True diversity and inclusion is about more than gender

Today we celebrate the influence of a world-renowned mathematician who is credited with being the world’s first computer programmer. Working with another early computer pioneer, Ada Lovelace created the first known algorithm and, as a result, made a significant contribution to the world of technology.

The fact that Ada was a woman should be irrelevant.

But alas, gender still is an issue, as evidenced by the fact that only a small percentage of girls take STEM subjects (science, technology, engineering or math) at school. Thankfully this is changing but so much work is needed before we can reach true gender parity within the education system and in organizations.

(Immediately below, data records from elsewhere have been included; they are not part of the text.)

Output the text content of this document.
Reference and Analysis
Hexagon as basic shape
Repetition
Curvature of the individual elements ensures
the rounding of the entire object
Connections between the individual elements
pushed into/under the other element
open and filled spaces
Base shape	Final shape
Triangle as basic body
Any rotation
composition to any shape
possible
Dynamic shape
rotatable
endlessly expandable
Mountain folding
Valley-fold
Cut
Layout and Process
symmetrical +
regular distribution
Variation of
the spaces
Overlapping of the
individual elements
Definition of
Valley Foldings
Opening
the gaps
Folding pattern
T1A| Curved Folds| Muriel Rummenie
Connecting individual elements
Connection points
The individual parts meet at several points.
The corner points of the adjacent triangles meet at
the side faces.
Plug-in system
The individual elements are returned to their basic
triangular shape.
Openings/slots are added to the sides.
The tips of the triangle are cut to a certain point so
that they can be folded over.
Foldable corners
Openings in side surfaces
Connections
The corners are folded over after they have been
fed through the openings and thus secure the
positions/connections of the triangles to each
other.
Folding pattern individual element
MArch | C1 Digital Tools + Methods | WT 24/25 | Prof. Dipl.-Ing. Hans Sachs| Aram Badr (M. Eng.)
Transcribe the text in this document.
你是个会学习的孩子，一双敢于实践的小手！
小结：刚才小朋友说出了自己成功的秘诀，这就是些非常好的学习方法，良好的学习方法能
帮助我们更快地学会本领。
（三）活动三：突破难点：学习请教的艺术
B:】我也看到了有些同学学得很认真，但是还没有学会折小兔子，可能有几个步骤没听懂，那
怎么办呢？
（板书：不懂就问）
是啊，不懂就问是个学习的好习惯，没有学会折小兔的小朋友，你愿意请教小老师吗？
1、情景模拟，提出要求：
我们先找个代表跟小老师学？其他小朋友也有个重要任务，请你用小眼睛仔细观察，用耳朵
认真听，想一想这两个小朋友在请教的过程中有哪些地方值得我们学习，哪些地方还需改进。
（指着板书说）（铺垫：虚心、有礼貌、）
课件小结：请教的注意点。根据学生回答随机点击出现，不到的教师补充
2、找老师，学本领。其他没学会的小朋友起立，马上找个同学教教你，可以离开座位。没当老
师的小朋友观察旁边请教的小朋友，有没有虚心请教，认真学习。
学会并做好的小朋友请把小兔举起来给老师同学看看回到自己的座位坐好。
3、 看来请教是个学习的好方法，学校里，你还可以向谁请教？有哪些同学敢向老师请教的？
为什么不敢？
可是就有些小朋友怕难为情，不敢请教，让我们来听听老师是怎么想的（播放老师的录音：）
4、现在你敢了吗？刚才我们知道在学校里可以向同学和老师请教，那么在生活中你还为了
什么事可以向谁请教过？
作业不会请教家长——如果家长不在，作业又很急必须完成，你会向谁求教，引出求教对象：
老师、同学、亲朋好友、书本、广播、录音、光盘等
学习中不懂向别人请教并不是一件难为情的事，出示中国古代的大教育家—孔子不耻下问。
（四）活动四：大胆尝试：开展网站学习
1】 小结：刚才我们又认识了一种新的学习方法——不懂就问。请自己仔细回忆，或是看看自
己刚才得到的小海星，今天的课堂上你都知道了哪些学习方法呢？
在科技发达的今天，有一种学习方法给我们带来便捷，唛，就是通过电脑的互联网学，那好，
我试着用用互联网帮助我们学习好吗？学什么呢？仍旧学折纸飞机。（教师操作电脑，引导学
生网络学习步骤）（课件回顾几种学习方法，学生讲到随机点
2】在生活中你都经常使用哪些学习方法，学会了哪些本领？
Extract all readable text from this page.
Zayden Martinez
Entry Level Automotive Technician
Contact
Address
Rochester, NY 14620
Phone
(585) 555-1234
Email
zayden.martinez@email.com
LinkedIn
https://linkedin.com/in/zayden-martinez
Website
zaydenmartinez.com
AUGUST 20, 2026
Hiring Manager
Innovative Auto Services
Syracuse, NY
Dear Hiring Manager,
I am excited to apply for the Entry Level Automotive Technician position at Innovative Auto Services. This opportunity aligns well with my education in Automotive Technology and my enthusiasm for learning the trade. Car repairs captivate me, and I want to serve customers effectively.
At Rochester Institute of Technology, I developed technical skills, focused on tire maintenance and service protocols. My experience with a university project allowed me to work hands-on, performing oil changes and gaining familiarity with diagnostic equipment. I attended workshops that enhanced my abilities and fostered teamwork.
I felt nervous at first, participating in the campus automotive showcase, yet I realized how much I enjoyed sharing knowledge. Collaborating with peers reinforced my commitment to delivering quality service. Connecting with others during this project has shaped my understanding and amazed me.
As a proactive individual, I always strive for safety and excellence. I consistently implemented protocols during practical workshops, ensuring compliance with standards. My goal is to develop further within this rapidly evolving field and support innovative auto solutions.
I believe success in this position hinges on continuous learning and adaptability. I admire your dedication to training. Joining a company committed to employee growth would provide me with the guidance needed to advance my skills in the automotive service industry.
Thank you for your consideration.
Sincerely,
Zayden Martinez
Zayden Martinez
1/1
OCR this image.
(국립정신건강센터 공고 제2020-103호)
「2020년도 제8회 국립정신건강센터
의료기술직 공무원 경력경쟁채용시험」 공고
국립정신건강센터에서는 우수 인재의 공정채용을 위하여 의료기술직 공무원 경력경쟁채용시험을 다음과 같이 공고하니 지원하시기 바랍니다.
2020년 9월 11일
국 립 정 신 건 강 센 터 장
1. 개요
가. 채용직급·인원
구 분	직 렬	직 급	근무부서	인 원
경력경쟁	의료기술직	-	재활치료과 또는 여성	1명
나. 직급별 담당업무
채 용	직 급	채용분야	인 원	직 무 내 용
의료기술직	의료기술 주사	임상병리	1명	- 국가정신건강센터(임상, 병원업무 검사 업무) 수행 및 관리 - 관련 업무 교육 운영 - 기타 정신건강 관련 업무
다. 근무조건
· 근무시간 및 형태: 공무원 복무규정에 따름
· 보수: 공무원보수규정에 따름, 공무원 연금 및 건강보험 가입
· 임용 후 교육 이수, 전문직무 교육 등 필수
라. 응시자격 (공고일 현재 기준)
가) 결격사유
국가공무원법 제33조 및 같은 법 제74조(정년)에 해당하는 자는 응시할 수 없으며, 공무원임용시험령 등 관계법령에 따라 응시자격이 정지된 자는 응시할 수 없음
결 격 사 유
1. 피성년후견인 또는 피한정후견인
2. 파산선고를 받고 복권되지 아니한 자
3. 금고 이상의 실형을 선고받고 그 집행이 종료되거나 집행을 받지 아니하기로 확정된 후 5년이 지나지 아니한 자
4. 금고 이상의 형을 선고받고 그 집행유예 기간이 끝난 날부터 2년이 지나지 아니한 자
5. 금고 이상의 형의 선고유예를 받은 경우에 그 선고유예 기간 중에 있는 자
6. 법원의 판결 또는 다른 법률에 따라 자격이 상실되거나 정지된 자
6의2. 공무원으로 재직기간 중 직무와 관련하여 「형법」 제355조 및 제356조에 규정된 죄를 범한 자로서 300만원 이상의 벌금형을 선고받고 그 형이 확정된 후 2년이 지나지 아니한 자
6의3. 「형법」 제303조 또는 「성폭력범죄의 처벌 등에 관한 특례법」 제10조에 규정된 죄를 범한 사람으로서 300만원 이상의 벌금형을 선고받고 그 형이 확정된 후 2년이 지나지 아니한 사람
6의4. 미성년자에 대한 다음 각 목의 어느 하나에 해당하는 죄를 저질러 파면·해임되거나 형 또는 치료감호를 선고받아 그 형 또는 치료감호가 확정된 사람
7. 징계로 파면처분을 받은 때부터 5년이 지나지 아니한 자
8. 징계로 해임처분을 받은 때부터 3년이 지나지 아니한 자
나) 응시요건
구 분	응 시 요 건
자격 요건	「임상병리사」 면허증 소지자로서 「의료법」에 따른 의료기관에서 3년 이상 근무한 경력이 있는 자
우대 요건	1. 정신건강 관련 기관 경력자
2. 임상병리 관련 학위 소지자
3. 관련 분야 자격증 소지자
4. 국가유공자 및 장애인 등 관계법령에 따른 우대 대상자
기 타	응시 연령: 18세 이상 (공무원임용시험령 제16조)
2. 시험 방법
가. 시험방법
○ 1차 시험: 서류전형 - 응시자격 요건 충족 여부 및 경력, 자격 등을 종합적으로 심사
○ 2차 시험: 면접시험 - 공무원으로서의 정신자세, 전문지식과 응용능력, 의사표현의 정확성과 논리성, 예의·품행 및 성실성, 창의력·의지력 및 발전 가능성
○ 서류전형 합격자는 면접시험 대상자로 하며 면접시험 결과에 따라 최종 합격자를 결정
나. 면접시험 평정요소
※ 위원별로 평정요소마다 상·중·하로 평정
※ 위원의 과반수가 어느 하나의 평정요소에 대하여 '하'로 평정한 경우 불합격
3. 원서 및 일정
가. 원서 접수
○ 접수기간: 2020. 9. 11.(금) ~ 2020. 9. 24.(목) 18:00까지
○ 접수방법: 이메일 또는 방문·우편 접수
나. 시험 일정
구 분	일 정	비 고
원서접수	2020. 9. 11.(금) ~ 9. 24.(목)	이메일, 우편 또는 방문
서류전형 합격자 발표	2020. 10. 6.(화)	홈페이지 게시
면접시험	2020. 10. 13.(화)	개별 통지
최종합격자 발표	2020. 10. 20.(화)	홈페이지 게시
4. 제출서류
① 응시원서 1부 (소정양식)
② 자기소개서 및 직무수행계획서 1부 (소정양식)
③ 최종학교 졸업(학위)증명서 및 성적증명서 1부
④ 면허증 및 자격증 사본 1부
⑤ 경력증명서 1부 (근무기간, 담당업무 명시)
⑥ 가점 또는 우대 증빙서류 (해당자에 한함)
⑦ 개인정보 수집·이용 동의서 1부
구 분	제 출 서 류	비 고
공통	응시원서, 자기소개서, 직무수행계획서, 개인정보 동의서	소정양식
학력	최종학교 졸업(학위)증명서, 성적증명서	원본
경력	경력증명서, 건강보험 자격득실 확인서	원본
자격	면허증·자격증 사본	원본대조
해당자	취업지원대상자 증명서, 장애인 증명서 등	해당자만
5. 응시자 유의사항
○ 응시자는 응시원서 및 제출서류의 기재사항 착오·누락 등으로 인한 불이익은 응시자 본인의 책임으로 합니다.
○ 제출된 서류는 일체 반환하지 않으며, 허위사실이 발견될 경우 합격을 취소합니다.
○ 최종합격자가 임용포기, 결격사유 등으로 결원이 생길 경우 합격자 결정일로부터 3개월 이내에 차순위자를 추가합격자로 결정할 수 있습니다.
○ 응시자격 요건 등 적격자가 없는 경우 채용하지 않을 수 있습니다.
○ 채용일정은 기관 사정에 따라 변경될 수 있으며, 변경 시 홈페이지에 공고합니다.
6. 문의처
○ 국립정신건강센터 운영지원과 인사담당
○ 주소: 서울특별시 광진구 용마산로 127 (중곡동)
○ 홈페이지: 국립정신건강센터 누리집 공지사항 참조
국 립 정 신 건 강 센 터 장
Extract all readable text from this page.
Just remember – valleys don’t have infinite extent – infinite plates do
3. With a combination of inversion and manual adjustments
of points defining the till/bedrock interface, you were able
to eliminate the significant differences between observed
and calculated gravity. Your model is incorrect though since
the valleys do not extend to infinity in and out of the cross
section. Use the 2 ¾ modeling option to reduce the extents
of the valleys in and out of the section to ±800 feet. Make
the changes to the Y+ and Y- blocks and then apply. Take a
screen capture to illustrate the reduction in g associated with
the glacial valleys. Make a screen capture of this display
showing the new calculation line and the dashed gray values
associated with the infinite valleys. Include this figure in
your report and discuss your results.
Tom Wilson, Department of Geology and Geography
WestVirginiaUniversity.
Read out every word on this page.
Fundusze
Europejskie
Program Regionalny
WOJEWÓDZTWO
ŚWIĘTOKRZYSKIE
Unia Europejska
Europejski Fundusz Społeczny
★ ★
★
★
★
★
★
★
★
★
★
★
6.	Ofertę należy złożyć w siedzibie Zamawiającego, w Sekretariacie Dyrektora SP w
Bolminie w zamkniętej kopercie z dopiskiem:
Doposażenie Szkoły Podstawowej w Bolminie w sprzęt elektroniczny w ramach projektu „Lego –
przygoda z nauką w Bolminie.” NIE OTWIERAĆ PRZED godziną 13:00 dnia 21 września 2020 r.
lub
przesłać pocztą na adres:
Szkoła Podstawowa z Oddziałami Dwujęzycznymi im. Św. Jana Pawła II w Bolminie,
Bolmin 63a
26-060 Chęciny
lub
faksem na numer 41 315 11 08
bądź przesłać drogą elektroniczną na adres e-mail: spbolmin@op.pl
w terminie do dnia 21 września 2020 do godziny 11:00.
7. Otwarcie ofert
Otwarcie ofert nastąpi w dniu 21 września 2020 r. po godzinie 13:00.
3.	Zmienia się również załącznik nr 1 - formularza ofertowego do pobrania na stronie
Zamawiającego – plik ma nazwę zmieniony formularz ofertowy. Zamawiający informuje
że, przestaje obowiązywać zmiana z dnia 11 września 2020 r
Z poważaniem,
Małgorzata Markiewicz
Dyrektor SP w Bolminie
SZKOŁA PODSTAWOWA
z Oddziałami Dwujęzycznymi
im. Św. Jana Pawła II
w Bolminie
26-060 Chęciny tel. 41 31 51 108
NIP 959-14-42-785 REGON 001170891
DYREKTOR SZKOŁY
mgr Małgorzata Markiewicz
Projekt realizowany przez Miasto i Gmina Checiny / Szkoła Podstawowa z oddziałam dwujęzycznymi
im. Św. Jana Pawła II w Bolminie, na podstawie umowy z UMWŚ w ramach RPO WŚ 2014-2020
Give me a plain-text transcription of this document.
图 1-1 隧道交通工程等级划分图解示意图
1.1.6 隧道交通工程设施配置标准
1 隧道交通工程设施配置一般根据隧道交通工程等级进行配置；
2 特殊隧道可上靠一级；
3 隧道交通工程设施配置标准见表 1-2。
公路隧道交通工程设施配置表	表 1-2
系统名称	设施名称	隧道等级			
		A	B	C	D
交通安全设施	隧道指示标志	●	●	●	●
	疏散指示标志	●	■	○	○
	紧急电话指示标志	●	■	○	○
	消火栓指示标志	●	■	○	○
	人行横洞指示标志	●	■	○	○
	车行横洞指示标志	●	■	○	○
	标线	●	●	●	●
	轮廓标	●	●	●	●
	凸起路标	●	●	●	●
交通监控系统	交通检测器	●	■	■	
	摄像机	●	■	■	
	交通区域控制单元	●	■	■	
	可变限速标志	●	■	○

I look forward to the day when future generations will celebrate her contribution without needing to reinforce that she is a woman, just a great mathematician.

Today, Ada Lovelace is an inspirational figure for women young and old, which is why we are pleased to be a sponsor of Ada Lovelace Day. Our colleagues in Shanghai, Noida, Sophia, Trondheim, Lund, Boston, Austin, Sheffield, Bangalore, San Jose, Budapest and Cambridge are hosting educational outreach activities in honor of Ada, inspiring students to get into tech.

While we celebrate women in STEM, we also want to use today as an opportunity to talk about the wider topic of diversity and inclusion (D&I) and why it is important to ARM’s culture.